Facemmo entrambi l’esperienza del partito comunista e Gaspare entrò a Roma nella redazione di Vie Nuove, abbandonandola poi senza rimpianti, per dedicarsi all’insegnamento di cui a mano a mano si stancò, fino ad abbandonarlo Per mio conto avevo completato il corso di laurea con Giulio Carlo Argan e mi dedicai al lavoro delle soprintendenze (tutela del patrimonio storico-artistico, musei, mostre ecc.).

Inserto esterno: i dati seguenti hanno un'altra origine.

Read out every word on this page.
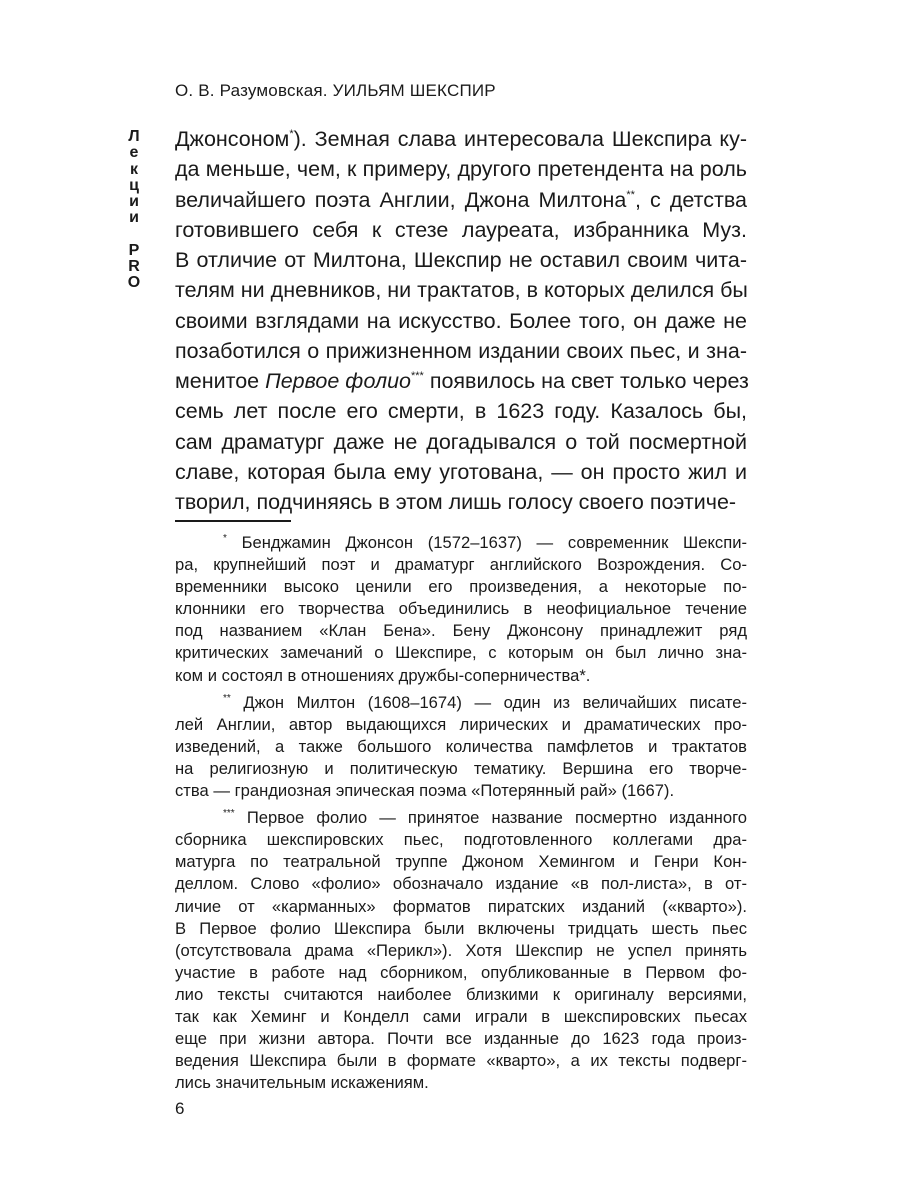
О. В. Разумовская. УИЛЬЯМ ШЕКСПИР
Л
е
к
ц
и
и
P
R
O
Джонсоном*). Земная слава интересовала Шекспира ку-
да меньше, чем, к примеру, другого претендента на роль
величайшего поэта Англии, Джона Милтона**, с детства
готовившего себя к стезе лауреата, избранника Муз.
В отличие от Милтона, Шекспир не оставил своим чита-
телям ни дневников, ни трактатов, в которых делился бы
своими взглядами на искусство. Более того, он даже не
позаботился о прижизненном издании своих пьес, и зна-
менитое Первое фолио*** появилось на свет только через
семь лет после его смерти, в 1623 году. Казалось бы,
сам драматург даже не догадывался о той посмертной
славе, которая была ему уготована, — он просто жил и
творил, подчиняясь в этом лишь голосу своего поэтиче-
* Бенджамин Джонсон (1572–1637) — современник Шекспи-
ра, крупнейший поэт и драматург английского Возрождения. Со-
временники высоко ценили его произведения, а некоторые по-
клонники его творчества объединились в неофициальное течение
под названием «Клан Бена». Бену Джонсону принадлежит ряд
критических замечаний о Шекспире, с которым он был лично зна-
ком и состоял в отношениях дружбы-соперничества*.
** Джон Милтон (1608–1674) — один из величайших писате-
лей Англии, автор выдающихся лирических и драматических про-
изведений, а также большого количества памфлетов и трактатов
на религиозную и политическую тематику. Вершина его творче-
ства — грандиозная эпическая поэма «Потерянный рай» (1667).
*** Первое фолио — принятое название посмертно изданного
сборника шекспировских пьес, подготовленного коллегами дра-
матурга по театральной труппе Джоном Хемингом и Генри Кон-
деллом. Слово «фолио» обозначало издание «в пол-листа», в от-
личие от «карманных» форматов пиратских изданий («кварто»).
В Первое фолио Шекспира были включены тридцать шесть пьес
(отсутствовала драма «Перикл»). Хотя Шекспир не успел принять
участие в работе над сборником, опубликованные в Первом фо-
лио тексты считаются наиболее близкими к оригиналу версиями,
так как Хеминг и Конделл сами играли в шекспировских пьесах
еще при жизни автора. Почти все изданные до 1623 года произ-
ведения Шекспира были в формате «кварто», а их тексты подверг-
лись значительным искажениям.
6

Ma torniamo al libretto da cui siamo partiti, s’intitola Storie di animali. Le storie sono di Franz Kafka, e di Gaspare è la cura del volumetto, con l’appropriata introduzione e l’accurato commento, oltre a una Appendice zoologica a proposito di Gregor Samsa trasformato in insetto parassita. Nella congiuntura culturale del Dopoguerra che aveva aperto orizzonti prima chiusi dal dominio politico fascista, probabilmente crebbe in Gaspare l’interesse per Kafka, anche per effetto dell’esperienza fatta nel vivo del pensiero di Pirandello, dalla riflessione sui fatti culturali che almeno per motivi cronologici vennero a coincidere nei due scrittori forse meno lontani tra loro di quanto non appaia a prima vista.
Rimpiangeremo l’amico caro e l’uomo di cultura.